Onun yerine senle olsaydım ne olurdu derim belki kendime ama geçmiş geçmiştir
gelecekte zaten gelecek o yüzden şimdiye bakmak lazım. Kalpten çok aklımı
dinlesem de ya da öyle sansam da elde etmeden vazgeçmek var olmadan var etmeye
benzedi. Böyle afili laflar edemediğimi de anladım şimdi. Entel yazar havalarının
da bokunu çıkardım böylece.
İçine girdiğim hal beni bana anlatmasa da kendimi yazdıklarımda bulmaya
çabalıyorum. İstediğimin olmasını istemem gerçekleştirebileceğim anlamına
gelmiyor.
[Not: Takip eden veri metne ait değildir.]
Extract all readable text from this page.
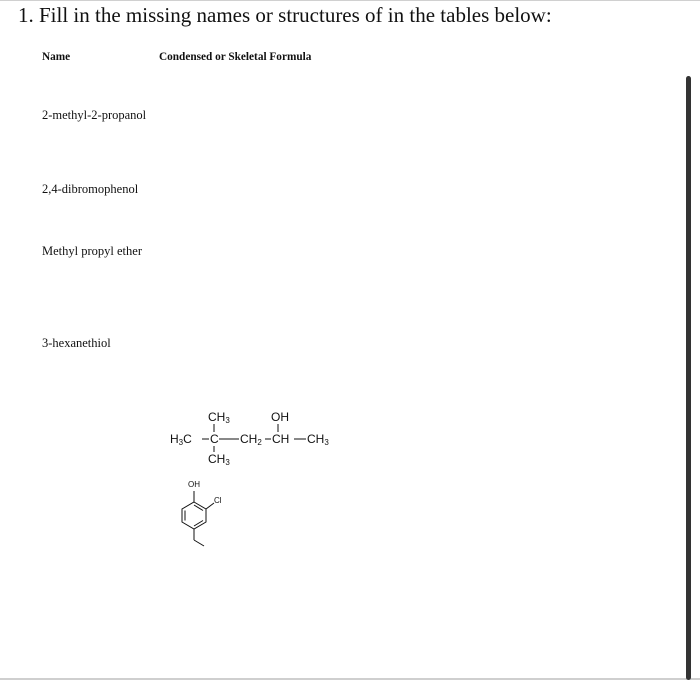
1. Fill in the missing names or structures of in the tables below:
Name	Condensed or Skeletal Formula
2-methyl-2-propanol
2,4-dibromophenol
Methyl propyl ether
3-hexanethiol
$CH_3$	OH
$H_3C$ C $CH_2$ CH $CH_3$
$CH_3$
OH
Cl
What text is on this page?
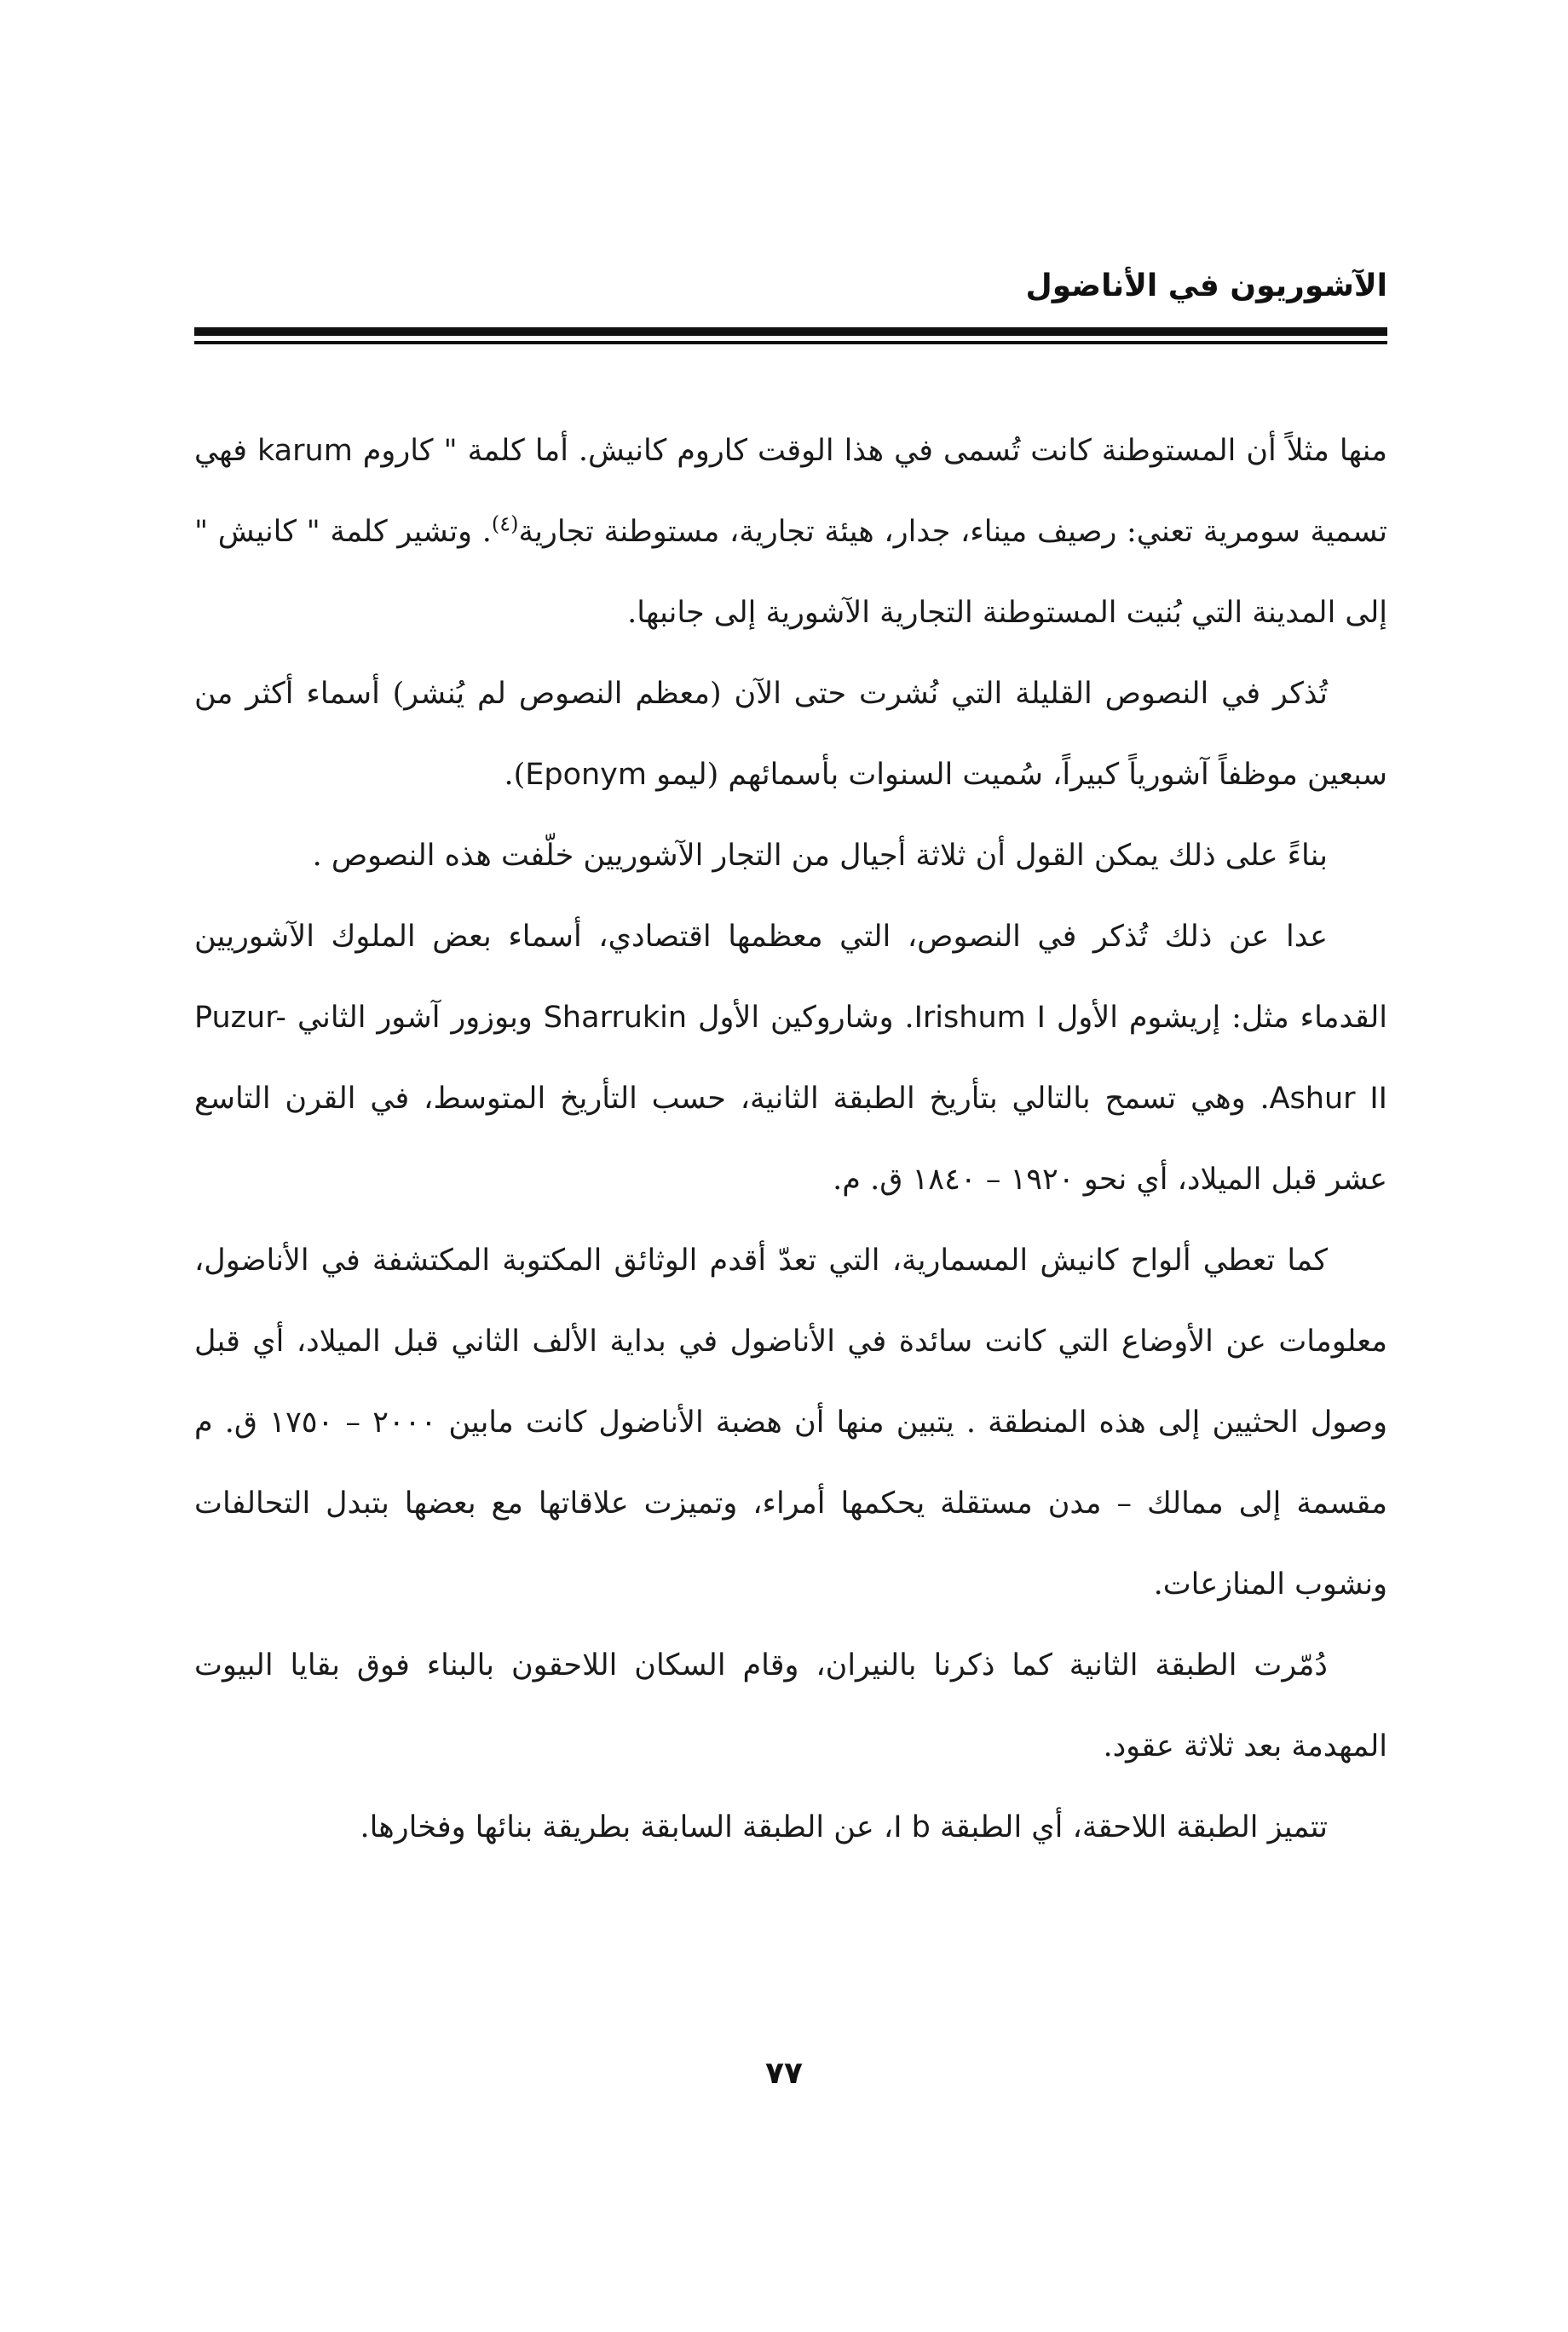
الآشوريون في الأناضول

منها مثلاً أن المستوطنة كانت تُسمى في هذا الوقت كاروم كانيش. أما كلمة " كاروم karum فهي تسمية سومرية تعني: رصيف ميناء، جدار، هيئة تجارية، مستوطنة تجارية$^{(٤)}$. وتشير كلمة " كانيش " إلى المدينة التي بُنيت المستوطنة التجارية الآشورية إلى جانبها.

تُذكر في النصوص القليلة التي نُشرت حتى الآن (معظم النصوص لم يُنشر) أسماء أكثر من سبعين موظفاً آشورياً كبيراً، سُميت السنوات بأسمائهم (ليمو Eponym).

بناءً على ذلك يمكن القول أن ثلاثة أجيال من التجار الآشوريين خلّفت هذه النصوص .

عدا عن ذلك تُذكر في النصوص، التي معظمها اقتصادي، أسماء بعض الملوك الآشوريين القدماء مثل: إريشوم الأول Irishum I. وشاروكين الأول Sharrukin وبوزور آشور الثاني Puzur-Ashur II. وهي تسمح بالتالي بتأريخ الطبقة الثانية، حسب التأريخ المتوسط، في القرن التاسع عشر قبل الميلاد، أي نحو ١٩٢٠ – ١٨٤٠ ق. م.

كما تعطي ألواح كانيش المسمارية، التي تعدّ أقدم الوثائق المكتوبة المكتشفة في الأناضول، معلومات عن الأوضاع التي كانت سائدة في الأناضول في بداية الألف الثاني قبل الميلاد، أي قبل وصول الحثيين إلى هذه المنطقة . يتبين منها أن هضبة الأناضول كانت مابين ٢٠٠٠ – ١٧٥٠ ق. م مقسمة إلى ممالك – مدن مستقلة يحكمها أمراء، وتميزت علاقاتها مع بعضها بتبدل التحالفات ونشوب المنازعات.

دُمّرت الطبقة الثانية كما ذكرنا بالنيران، وقام السكان اللاحقون بالبناء فوق بقايا البيوت المهدمة بعد ثلاثة عقود.

تتميز الطبقة اللاحقة، أي الطبقة I b، عن الطبقة السابقة بطريقة بنائها وفخارها.

٧٧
Düşünmeden yazıp düşünerek eleştiriyorum yazdıklarımı. Var olduğumu
sandığım şeyin aslında olmak istediğim olduğunu ve onu da olamadığımı anladım. Hisler
benim olmak istediğime izin vermezse düşüncelerim yansıtır olmak istediğimi.
Gündüzleri değirmenlerle savaşırken geceleri kendiminkinde uyuyorum.
İstemediğim insanlarla muhatap olmak ikiyüzlülük gibi. Ayıya dayı demek koyuyor
adama. İnsanlara kendi hayat hikâyemi anlatamamak çok kötü bir şey. Yazmaya
değer bir hayatım yok bu yüzden bende kendiminkini kendim yaratıyorum yazılarla.
Hayatın bana yazmaya değer anılar bahşetmesini umuyorum. Belki böylece yeni
tanıştığım insanlara arkadaşlarıma ait değil de bana ait anılar anlatabilirim.
Başka insanların anılarında yaşıyorum. Onlara tutunuyorum sürekli. Arkadaş
gruplarımı birbirleriyle tanıştırmaktan çekiniyorum. Çünkü onlara sürekli
birbirlerini anlatıyorum. Bunu yaparken de biraz saplantılı bir hayran edesi
oluyor üzerimde.
Saygı duyma isteği insanı gülünç durumlara sokuyor. Büyüklerin yanında
küçük görünmemek için kendini daha da küçülten bir olmadım. Benim durum biraz
daha farklı. Ben yapmak yerine hayal ediyorum. Hayallerimde ve başka insanların
anılarında yaşıyorum. Sevdiğim bir şarkıyı dinlerken o şarkıyı besteleyenin ben
olduğumu hayal ediyorum ve bir süre sonra o hayale inanmaya başlıyorum. Olmak
istediğim kişi gibi görünmeye çalıştığımda kedimden biraz daha uzaklaşıyorum.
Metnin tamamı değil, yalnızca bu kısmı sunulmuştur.